Routine core analyses of unconsolidated oil sands often yield unreliable and inconsistent porosity and permeability values due to the destruction of in situ textures or fabrics during core retrieval and sampling processes. To overcome the drawbacks of routine core analysis we developed a new method, namely "Cyclically Restored In Situ Petrophysics (CRISP)", for analysis of petrophysical properties of unconsolidated oil sand reservoirs. The new approach begins with a replication of in situ texture via cyclic compaction of unconsolidated oil sands in a uniaxial piston cell with incremental higher axial loadings that mimic historic overburden pressure cycling induced by glacial cycles through the Pleistocene. After the texture restoration, the sample is flooded in situ with various liquids and/or solvents and gases to obtain multiple porosity and permeability data points. Forward and backward flow can be applied to test permeability in both directions. After analysis the sample is dried, weighed, and the grains can be further analyzed for particle size distribution, mineralogy, or other parameters.
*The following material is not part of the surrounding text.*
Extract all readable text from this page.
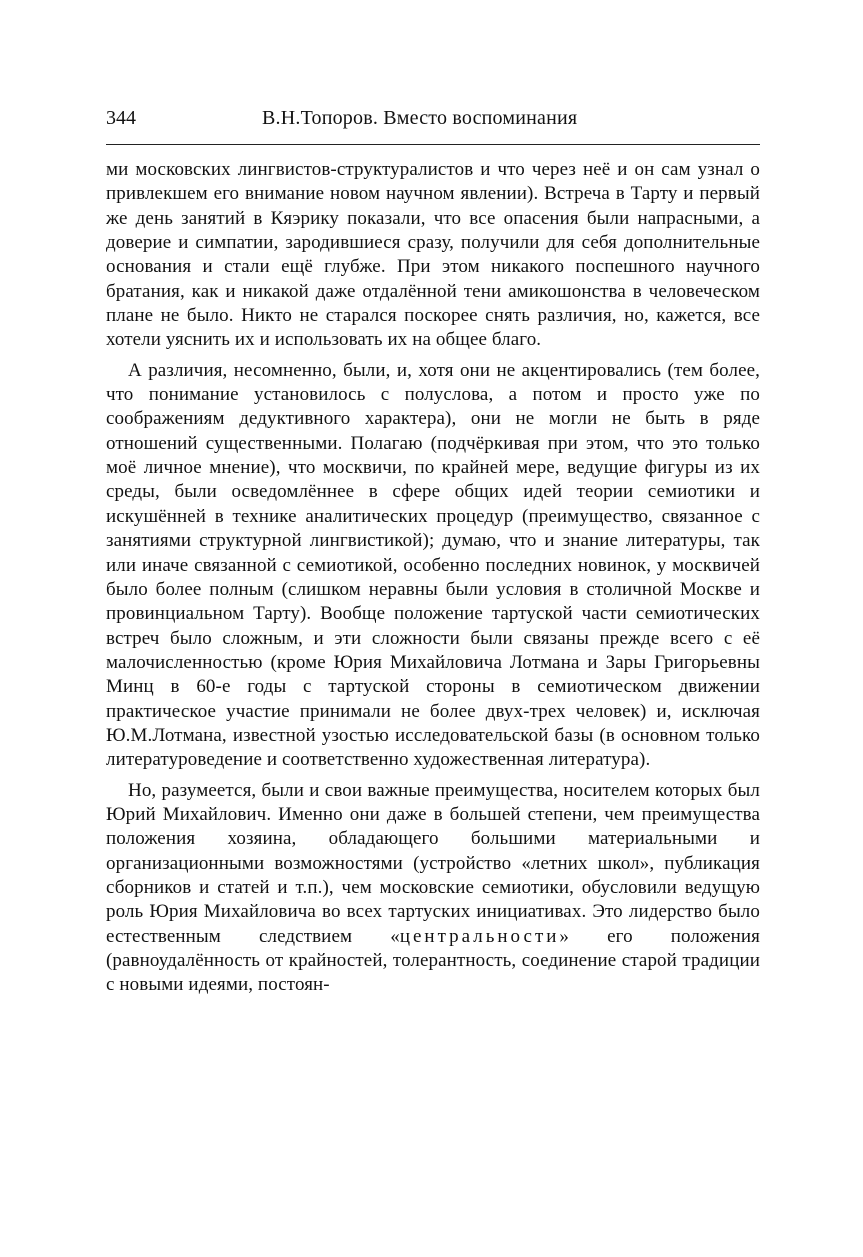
344	В.Н.Топоров. Вместо воспоминания

ми московских лингвистов-структуралистов и что через неё и он сам узнал о привлекшем его внимание новом научном явлении). Встреча в Тарту и первый же день занятий в Кяэрику показали, что все опасения были напрасными, а доверие и симпатии, зародившиеся сразу, получили для себя дополнительные основания и стали ещё глубже. При этом никакого поспешного научного братания, как и никакой даже отдалённой тени амикошонства в человеческом плане не было. Никто не старался поскорее снять различия, но, кажется, все хотели уяснить их и использовать их на общее благо.

А различия, несомненно, были, и, хотя они не акцентировались (тем более, что понимание установилось с полуслова, а потом и просто уже по соображениям дедуктивного характера), они не могли не быть в ряде отношений существенными. Полагаю (подчёркивая при этом, что это только моё личное мнение), что москвичи, по крайней мере, ведущие фигуры из их среды, были осведомлённее в сфере общих идей теории семиотики и искушённей в технике аналитических процедур (преимущество, связанное с занятиями структурной лингвистикой); думаю, что и знание литературы, так или иначе связанной с семиотикой, особенно последних новинок, у москвичей было более полным (слишком неравны были условия в столичной Москве и провинциальном Тарту). Вообще положение тартуской части семиотических встреч было сложным, и эти сложности были связаны прежде всего с её малочисленностью (кроме Юрия Михайловича Лотмана и Зары Григорьевны Минц в 60-е годы с тартуской стороны в семиотическом движении практическое участие принимали не более двух-трех человек) и, исключая Ю.М.Лотмана, известной узостью исследовательской базы (в основном только литературоведение и соответственно художественная литература).

Но, разумеется, были и свои важные преимущества, носителем которых был Юрий Михайлович. Именно они даже в большей степени, чем преимущества положения хозяина, обладающего большими материальными и организационными возможностями (устройство «летних школ», публикация сборников и статей и т.п.), чем московские семиотики, обусловили ведущую роль Юрия Михайловича во всех тартуских инициативах. Это лидерство было естественным следствием «центральности» его положения (равноудалённость от крайностей, толерантность, соединение старой традиции с новыми идеями, постоян-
The preliminary test program investigated the accuracy and precision of the new method (CRISP) and compared CRISP to the commonly-used sleeved-plug net overburden analysis (NOB) method. Results indicate that CRISP permeability measurements to simulated formation brine are highly repeatable, with variance of 0.71% (mDarcy) for a study of 531 samples from McMurray Formation, and of 0.15% (mDarcy) in a 150 sample Lloydminster Fm. study. For both sets of samples, the brine permeabilities range from 1 to 5000 mD. The preliminary results also show that CRISP outperforms the sleeved-plug net overburden method (NOB) in precision, with vastly better conformance between repeated samples, and also yields lower porosities that agree more closely with presumed in situ porosities given geological constraints and geophysical log data than the NOB method. Further, CRISP requires equivalent time for analysis as the NOB approach, and uses the same format of samples. CRISP therefore represents a significant improvement for petrophysical properties analysis in unconsolidated oil sand reservoirs for better and more realistic reservoir evaluation and subsequent engineering development.